En un sentido literario el periodista Alberto Donadio es el exhumador de Lara Bonilla. Los hombres que aparecen en la foto solo lo han desenterrado. El pasado viernes 15 de abril, ataviados en sus trajes forenses, levantaron la lápida del exministro, removieron la tierra y extrajeron de ella sus restos, o lo que queda de ellos. Sin embargo, quien de verdad se ha encargado de sacarlo de la tumba de donde yacía sepultado, quien tres décadas después ha diseccionado sus despojos y los pormenores de su muerte para practicarle una autopsia periodística, ha sido el reportero cucuteño. Donadio, sin proponérselo, ha dictado la orden de exhumación.

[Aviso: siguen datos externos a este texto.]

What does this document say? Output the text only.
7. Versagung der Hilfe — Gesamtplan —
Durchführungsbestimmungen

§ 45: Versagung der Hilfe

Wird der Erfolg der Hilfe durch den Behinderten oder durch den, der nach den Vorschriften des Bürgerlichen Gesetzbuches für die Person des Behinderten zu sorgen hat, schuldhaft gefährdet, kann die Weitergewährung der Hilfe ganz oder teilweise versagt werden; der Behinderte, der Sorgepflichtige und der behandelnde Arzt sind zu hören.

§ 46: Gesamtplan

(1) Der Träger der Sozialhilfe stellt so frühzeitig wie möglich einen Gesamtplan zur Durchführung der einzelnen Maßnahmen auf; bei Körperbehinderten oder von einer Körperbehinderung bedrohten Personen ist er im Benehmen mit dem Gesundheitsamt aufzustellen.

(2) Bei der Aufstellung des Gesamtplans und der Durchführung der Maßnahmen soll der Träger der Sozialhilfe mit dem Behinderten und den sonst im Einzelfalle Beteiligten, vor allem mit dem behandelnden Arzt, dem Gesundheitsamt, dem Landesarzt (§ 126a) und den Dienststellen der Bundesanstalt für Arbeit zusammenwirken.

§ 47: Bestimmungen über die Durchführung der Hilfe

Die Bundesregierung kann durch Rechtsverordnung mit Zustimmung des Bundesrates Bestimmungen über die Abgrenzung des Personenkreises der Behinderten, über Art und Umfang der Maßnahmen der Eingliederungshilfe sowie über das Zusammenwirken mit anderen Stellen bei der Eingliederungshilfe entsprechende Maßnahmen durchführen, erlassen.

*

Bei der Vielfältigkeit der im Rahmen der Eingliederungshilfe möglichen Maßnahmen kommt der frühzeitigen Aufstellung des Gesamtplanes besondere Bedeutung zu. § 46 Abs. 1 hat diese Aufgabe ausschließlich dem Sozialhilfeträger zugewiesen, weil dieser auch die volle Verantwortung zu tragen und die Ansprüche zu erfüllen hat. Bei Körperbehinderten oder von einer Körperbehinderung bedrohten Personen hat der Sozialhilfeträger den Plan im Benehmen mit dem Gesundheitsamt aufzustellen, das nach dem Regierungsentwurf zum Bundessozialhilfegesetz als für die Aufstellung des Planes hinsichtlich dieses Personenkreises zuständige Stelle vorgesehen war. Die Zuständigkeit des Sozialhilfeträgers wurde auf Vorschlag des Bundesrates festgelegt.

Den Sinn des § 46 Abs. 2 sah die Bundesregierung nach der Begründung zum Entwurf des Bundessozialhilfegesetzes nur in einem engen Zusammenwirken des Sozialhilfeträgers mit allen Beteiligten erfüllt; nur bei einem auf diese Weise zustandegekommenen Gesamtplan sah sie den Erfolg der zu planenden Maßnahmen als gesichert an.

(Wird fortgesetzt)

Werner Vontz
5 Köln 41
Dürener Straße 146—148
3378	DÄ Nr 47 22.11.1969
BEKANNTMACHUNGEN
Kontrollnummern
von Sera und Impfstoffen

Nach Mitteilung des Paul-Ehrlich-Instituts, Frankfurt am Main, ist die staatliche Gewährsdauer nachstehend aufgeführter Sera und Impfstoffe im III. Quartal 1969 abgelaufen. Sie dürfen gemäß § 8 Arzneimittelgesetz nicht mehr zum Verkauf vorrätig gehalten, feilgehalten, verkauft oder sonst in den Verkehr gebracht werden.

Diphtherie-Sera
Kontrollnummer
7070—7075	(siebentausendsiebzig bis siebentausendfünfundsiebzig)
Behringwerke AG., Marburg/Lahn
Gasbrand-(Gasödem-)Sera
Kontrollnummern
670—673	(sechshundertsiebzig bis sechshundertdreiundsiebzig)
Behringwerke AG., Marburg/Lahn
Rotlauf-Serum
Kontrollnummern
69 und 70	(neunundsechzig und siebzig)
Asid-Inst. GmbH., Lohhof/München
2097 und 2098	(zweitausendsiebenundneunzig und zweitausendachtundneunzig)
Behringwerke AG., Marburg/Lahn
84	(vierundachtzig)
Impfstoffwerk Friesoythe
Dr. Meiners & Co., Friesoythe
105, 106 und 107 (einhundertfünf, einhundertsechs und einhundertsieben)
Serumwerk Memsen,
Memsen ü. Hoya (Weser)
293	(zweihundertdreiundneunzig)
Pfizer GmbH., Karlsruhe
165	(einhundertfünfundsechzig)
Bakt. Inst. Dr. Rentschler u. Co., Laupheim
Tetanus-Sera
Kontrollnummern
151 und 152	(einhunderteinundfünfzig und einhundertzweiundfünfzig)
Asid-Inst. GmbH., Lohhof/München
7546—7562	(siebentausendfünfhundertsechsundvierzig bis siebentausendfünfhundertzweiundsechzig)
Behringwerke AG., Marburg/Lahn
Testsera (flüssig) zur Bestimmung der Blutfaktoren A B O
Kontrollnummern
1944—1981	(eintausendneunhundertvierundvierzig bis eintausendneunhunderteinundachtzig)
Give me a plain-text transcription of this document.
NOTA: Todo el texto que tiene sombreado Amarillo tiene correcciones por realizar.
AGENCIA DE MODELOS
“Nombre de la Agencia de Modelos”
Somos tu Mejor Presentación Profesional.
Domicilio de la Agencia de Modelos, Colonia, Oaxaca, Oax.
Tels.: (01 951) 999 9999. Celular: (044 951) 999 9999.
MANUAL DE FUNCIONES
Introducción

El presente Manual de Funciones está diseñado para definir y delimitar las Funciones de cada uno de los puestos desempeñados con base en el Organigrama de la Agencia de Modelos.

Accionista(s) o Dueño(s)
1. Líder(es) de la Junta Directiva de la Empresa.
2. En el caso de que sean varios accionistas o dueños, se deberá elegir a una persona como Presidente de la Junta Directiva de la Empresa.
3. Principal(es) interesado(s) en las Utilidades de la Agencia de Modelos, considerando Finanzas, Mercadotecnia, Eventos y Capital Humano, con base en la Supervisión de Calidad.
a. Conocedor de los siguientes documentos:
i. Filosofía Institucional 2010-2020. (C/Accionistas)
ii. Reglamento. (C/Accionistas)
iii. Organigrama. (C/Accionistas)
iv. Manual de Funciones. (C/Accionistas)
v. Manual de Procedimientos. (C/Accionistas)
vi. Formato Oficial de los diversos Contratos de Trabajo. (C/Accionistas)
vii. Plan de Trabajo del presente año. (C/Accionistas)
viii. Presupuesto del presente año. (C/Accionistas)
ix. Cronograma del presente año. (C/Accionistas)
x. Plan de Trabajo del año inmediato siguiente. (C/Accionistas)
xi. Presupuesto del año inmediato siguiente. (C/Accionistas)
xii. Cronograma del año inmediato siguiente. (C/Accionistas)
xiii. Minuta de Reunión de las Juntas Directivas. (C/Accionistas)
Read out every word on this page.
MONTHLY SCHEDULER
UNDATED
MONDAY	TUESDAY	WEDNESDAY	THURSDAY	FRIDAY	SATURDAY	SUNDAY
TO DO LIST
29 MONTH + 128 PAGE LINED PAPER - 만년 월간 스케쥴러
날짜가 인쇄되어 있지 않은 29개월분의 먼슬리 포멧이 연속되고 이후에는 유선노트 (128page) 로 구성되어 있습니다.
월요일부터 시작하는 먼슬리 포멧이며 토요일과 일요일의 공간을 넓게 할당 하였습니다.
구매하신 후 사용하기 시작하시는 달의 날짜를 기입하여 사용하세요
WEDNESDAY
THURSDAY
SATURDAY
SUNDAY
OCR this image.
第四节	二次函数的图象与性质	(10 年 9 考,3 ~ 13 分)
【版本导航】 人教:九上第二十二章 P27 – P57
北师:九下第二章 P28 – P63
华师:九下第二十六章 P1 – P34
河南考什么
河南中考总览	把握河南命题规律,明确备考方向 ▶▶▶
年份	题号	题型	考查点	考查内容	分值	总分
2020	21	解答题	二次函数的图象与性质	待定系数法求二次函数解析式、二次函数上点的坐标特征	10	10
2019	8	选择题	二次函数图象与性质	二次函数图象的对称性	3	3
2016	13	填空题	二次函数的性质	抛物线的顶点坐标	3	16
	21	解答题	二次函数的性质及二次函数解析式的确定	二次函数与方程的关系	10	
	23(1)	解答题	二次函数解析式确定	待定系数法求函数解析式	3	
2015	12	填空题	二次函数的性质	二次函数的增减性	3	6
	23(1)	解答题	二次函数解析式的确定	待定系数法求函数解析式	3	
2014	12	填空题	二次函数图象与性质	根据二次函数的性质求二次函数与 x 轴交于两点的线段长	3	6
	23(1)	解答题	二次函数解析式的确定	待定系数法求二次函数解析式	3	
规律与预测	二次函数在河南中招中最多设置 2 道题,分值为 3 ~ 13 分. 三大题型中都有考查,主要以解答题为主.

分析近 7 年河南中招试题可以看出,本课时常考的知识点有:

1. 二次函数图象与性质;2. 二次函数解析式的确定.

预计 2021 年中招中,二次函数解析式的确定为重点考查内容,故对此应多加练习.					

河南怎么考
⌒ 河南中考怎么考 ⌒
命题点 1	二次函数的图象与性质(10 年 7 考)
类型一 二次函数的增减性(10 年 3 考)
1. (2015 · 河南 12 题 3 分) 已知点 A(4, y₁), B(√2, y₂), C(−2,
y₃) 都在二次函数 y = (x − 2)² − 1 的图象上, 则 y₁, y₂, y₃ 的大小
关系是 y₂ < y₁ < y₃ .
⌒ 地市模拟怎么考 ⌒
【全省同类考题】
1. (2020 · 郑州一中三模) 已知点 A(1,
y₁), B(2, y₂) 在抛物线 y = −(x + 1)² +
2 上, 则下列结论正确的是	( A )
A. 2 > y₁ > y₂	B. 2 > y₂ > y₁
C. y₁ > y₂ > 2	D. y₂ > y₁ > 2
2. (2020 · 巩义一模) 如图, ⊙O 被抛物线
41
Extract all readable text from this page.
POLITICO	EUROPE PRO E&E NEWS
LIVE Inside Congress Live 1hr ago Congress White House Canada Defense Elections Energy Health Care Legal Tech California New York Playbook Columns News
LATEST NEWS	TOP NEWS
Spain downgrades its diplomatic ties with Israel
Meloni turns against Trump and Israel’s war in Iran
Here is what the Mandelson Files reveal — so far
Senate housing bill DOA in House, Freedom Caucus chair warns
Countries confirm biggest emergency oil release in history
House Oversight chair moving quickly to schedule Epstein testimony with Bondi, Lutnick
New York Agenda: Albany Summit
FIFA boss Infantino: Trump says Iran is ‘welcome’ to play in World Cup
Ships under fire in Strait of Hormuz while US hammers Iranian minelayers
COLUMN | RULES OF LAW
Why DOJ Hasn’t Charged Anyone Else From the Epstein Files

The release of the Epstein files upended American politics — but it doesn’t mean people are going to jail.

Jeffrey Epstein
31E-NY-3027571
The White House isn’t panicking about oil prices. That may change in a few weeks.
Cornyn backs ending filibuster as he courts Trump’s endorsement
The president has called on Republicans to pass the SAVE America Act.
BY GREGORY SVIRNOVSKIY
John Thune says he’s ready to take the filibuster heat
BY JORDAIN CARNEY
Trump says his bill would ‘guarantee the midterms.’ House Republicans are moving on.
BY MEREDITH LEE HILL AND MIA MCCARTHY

Repasemos. Según la versión de manual Rodrigo Lara Bonilla fue asesinado por órdenes de Pablo Escobar. La noche del 30 de abril de 1984 el ministro viajaba en la parte trasera de su carro, cuando a la altura de la Calle 127 en el norte de Bogotá dos sicarios a bordo de una moto le descerrajaron una ráfaga de disparos por el costado derecho. A diferencia del ministro, que murió al instante, el conductor salió ileso del atentado y el escolta sufrió apenas heridas menores, bastándole con una curación de enfermería para aliviar sus dolencias. Después del ataque los matones de Escobar se dieron a la huida con tal mala suerte que durante la persecución iniciada por uno de los vehículos del esquema de seguridad del ministro el tirador murió y el otro fue capturado.
Este relato, que ha prevalecido desde entonces, y al que las series de televisión se han encargado de hacerlo eco en años recientes, es desarmado por Alberto Donadio. En el libro El asesinato de Rodrigo Lara Bonilla: la verdad que no se conocía (Sílaba, 2016) el periodista entrega detalles de la investigación que, pese a su carácter inédito, han estado guardados en el expediente desde un principio, sin que la justicia se hubiera percatado de ellos hasta ahora.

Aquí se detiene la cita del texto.